Word from the Center: Friday, September 21, 2018

Welcome to “Word from The Center” FRIDAY, a Two-Kingdom, practical reflection on the issues of the day from the Lutheran Center for Religious Liberty, I’m Gregory Seltz. Today’s topic/issue….

When Being Christian Means You Can’t Be Christian: Part 2

Last week, I talked about an issue that is happening with a University in Canada named Trinity Western University. It’s Canada’s largest privately-funded Christian university and the government is denying certification to a Law School they had hoped to add as part of their University experience. Why? The University requires all of its students to sign code of conduct covenants  – clearly defined, explained, and defended – which define the virtues and character called for from any student seeking to matriculate from Trinity Western. One of those conduct rules limits sexual activity to marriage between a man and a woman. That’s it. The Law School would not be certified unless the school rejected its covenant. To get their Law School up and running, that’s exactly what they’ve done (For the full story, see https://www.christianpost.com/news/canadas-largest-private-christian-university-drops-ban-on-same-sex-relationships-226803/).

It is ironic that the school has decided to change some of its fundamental, time-tested, moral views, even though the purpose of their having have a “Law” school was to produce well-trained lawyers and public servants who could address the moral and legal challenges of the day from a Christian worldview. The school decided not to demand “covenant subscription” from its students even though this had been a fundamental aspect of their “Christian” identity.

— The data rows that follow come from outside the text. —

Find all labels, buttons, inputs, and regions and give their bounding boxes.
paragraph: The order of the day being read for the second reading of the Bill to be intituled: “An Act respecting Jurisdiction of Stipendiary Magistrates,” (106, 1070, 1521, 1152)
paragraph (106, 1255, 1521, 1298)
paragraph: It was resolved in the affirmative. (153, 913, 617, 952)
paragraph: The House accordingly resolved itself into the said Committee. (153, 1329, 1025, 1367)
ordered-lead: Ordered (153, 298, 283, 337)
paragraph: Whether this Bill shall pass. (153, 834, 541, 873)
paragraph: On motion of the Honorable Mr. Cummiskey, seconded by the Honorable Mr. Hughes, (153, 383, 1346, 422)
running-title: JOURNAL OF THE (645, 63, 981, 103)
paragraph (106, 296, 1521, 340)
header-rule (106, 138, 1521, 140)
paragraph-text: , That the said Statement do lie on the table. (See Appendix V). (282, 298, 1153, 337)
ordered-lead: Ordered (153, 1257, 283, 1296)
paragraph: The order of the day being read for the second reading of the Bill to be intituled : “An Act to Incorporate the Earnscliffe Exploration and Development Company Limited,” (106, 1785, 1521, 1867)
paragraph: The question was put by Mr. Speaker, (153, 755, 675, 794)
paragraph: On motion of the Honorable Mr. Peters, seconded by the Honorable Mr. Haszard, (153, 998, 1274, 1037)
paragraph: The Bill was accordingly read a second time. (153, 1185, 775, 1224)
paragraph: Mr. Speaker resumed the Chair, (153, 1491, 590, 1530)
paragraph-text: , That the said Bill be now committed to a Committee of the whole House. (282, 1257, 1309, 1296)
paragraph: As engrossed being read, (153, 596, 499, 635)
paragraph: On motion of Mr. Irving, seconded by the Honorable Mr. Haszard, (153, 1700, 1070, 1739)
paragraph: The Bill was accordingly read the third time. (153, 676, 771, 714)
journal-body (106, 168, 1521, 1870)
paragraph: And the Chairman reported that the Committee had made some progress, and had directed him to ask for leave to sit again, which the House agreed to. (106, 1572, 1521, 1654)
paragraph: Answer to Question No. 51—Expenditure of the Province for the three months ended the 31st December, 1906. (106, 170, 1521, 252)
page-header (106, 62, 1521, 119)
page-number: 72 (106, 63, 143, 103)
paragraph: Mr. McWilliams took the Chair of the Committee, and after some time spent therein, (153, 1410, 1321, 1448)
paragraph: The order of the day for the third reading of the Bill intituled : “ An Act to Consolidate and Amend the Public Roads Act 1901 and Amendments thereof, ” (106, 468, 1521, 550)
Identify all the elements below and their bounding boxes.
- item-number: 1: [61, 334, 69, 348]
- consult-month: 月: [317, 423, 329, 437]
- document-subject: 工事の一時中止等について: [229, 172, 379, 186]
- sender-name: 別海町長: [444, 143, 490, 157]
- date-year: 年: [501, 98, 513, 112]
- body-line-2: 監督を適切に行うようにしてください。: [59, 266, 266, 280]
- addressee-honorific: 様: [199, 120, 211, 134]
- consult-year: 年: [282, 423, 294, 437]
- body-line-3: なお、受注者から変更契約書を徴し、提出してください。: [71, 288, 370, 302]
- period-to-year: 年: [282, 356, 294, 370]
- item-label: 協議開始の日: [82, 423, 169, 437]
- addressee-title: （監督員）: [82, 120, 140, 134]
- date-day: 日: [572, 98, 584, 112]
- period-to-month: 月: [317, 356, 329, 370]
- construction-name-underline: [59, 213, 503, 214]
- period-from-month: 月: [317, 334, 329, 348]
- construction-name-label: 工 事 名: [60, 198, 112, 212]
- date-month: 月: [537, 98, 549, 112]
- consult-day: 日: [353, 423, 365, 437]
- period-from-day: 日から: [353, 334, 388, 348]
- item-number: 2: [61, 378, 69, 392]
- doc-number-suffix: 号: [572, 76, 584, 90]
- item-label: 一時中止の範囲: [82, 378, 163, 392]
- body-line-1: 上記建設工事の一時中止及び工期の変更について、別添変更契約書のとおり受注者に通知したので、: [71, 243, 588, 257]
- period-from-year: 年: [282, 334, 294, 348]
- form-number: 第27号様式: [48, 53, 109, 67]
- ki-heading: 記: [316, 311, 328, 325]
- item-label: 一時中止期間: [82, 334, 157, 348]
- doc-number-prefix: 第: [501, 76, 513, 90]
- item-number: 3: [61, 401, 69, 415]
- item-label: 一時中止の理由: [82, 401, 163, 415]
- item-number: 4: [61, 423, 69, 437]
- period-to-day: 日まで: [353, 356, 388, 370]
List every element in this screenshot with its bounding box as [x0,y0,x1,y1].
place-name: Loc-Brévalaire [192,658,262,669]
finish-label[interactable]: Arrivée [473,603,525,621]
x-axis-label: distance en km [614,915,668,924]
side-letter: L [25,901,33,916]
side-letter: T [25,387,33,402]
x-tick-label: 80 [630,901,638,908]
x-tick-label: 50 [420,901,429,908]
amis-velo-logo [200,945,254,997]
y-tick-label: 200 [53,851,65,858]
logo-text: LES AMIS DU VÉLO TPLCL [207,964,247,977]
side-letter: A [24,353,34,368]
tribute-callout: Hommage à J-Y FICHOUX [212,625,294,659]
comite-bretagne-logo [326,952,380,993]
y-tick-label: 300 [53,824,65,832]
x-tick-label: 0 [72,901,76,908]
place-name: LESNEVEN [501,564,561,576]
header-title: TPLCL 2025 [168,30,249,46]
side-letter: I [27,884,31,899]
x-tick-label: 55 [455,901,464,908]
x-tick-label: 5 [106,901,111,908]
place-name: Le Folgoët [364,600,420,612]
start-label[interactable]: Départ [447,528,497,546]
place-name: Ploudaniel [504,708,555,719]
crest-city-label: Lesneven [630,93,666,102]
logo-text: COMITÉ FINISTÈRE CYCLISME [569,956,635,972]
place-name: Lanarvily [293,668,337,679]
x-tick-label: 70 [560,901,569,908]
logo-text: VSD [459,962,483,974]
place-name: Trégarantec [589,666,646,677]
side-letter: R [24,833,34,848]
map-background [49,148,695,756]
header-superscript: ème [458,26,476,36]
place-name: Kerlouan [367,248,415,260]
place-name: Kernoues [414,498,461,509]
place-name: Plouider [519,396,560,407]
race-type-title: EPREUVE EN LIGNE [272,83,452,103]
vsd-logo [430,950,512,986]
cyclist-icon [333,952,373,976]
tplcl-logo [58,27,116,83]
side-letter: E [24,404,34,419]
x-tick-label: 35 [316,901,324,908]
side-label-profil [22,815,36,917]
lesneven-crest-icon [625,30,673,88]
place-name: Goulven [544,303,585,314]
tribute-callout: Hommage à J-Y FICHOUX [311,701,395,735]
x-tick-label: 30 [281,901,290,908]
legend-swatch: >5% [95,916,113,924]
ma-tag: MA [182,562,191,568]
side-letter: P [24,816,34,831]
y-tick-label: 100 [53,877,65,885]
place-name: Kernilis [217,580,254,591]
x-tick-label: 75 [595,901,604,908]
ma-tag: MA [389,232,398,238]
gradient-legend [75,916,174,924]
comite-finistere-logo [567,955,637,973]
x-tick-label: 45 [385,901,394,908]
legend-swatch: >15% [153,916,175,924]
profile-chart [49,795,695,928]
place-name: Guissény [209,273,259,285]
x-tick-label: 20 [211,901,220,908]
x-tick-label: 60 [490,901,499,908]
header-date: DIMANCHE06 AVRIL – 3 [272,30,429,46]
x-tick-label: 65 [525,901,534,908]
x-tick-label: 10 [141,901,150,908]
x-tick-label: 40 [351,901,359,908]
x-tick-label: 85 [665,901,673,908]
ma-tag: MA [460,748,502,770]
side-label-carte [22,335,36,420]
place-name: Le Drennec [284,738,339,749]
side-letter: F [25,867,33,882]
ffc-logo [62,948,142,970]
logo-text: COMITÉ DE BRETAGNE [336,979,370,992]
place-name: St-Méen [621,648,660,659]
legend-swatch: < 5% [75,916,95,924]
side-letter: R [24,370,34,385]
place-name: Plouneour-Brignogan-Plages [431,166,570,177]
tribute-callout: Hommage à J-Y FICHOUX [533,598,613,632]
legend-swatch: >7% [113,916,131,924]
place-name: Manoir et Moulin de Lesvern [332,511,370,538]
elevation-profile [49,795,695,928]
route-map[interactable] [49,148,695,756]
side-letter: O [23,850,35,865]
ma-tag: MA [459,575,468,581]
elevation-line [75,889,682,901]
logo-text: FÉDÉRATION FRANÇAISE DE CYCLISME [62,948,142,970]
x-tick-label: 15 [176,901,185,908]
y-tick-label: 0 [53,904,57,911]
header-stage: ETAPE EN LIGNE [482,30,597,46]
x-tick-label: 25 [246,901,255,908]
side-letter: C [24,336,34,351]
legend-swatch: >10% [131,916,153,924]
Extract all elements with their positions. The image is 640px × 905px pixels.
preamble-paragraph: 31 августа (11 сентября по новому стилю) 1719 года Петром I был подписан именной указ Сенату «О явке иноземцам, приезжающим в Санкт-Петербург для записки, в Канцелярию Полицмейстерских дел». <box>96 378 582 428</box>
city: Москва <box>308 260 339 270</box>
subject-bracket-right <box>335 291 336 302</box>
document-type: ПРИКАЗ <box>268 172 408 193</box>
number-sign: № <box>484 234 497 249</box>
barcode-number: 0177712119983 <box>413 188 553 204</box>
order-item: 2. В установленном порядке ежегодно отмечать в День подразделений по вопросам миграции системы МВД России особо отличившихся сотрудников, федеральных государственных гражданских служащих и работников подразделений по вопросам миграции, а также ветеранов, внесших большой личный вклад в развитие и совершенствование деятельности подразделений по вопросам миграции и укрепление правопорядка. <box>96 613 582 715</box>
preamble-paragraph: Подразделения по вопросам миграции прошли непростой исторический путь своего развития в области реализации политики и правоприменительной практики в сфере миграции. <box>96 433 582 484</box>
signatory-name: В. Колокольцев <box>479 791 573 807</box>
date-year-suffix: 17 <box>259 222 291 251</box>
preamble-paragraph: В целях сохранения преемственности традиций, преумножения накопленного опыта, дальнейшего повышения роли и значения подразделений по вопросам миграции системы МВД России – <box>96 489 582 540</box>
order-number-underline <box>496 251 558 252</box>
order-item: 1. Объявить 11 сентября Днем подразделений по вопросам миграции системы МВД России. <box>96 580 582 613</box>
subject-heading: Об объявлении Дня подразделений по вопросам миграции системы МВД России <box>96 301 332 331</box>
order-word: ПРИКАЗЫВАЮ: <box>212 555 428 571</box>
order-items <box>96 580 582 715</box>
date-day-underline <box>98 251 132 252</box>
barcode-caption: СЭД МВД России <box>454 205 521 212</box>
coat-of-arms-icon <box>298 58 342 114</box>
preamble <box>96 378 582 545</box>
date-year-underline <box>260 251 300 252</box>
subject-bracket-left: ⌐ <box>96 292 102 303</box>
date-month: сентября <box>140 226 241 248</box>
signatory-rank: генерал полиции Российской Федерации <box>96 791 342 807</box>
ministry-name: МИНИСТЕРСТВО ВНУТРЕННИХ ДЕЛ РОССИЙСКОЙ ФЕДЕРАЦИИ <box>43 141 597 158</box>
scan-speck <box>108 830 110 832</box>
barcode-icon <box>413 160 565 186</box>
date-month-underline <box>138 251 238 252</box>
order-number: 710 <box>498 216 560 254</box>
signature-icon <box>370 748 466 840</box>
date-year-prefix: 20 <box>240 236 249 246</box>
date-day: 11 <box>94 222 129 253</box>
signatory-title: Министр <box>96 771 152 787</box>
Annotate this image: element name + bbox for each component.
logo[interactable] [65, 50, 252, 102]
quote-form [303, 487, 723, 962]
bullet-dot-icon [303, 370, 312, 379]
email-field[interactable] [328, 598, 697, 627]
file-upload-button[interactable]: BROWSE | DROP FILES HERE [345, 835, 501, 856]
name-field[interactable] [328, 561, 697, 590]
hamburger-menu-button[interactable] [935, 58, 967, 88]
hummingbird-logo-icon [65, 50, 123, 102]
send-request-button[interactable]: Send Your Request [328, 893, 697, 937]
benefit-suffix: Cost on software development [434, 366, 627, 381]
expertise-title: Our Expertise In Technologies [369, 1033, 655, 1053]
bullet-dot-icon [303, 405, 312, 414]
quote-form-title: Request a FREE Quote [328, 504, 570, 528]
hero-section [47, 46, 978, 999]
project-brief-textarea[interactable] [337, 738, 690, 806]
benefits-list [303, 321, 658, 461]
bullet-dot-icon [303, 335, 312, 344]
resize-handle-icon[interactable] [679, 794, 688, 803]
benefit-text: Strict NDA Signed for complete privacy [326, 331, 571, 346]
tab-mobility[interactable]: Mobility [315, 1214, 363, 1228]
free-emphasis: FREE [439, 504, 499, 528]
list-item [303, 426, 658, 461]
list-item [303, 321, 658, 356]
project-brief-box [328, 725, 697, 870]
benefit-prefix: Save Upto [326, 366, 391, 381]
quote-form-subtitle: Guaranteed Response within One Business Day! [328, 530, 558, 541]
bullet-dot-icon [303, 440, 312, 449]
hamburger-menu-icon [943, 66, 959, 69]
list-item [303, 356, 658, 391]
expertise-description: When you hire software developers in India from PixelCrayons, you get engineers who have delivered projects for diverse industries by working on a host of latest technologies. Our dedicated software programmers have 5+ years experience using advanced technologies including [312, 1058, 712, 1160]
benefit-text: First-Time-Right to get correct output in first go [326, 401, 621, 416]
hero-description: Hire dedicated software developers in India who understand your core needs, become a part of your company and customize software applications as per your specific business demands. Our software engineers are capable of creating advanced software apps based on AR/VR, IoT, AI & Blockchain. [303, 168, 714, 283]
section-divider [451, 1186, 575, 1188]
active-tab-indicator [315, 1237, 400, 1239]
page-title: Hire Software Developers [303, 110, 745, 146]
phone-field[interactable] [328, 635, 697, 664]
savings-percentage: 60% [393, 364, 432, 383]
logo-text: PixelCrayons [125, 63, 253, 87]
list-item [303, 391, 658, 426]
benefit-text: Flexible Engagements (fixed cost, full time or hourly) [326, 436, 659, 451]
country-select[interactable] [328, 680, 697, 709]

But that’s Canada, you say, not the United States. It is true that we have some constitutional protections that Canadians don’t have. It’s true that our Founding Fathers saw the value of principles encased in the Bible as fundamental supports, not hindrances, for temporal liberty, civility, and the very pursuit of purposeful happiness. Unfortunately, what Canada and the United States both share today is the increased pressure from certain forces in culture to redefine many of these fundamental principles and moral virtues. And, unfortunately, both cultures also share the reality of certain groups successfully hijacking the legal process, silencing opposing views to this radical transformation of cultural mores by legal fiat or governmental coercion. Some are even using traditional Christian moral views as disqualifiers for public service. Amazing!

Now is not merely the time to defend the basic moral teachings of the Bible, which, by the way, are reflected in virtually every culture and religious tradition around the world. Now is also the time to learn to be public Christians for the sake of the Gospel, and for the sake of the culture in which we live. Now is the time to boldly defend the Christian worldview principles that helped create and undergird the very temporal liberties so many of us enjoy. Binding temporal power due to humanity’s sinfulness, as well as protecting “unalienable rights from one’s Creator,” are biblical ideas that undergird the liberties we enjoy. And when people talk about the “separation of Church and State,” Christians know that this “separation,” or better, the “differentiation” of the public authority and work of both the State and the Church is an extension of the very Christian worldview that so many claim to despise.

Here’s the point: Such biblical wisdom for temporal liberties and freedoms won’t “save the world.” But it can bless the world. It can and will continue to provide the philosophical framework to maintain order in a culture full of sinful men and women in ways that are more peaceful and tolerant than differing cultures and governments before it. Christians have a role in that civilizing work wherever they live because God himself is at work amidst all these issues to preserve the world. Such efforts will never take the place of a Christian’s unique calling to be one who receives and shares the eternal salvation earned through Christ’s  life, death, and resurrection for all. But a Christian also seeks to honor one’s public responsibilities because they are directed and guided by God’s preserving work in the world too. That work takes place in the fields of education, commerce, politics, art, music, science, etc. It should also be part of a full educational experience, especially at a Christian University that is rooted in a Christian worldview perspective and is freely expressed on its own terms.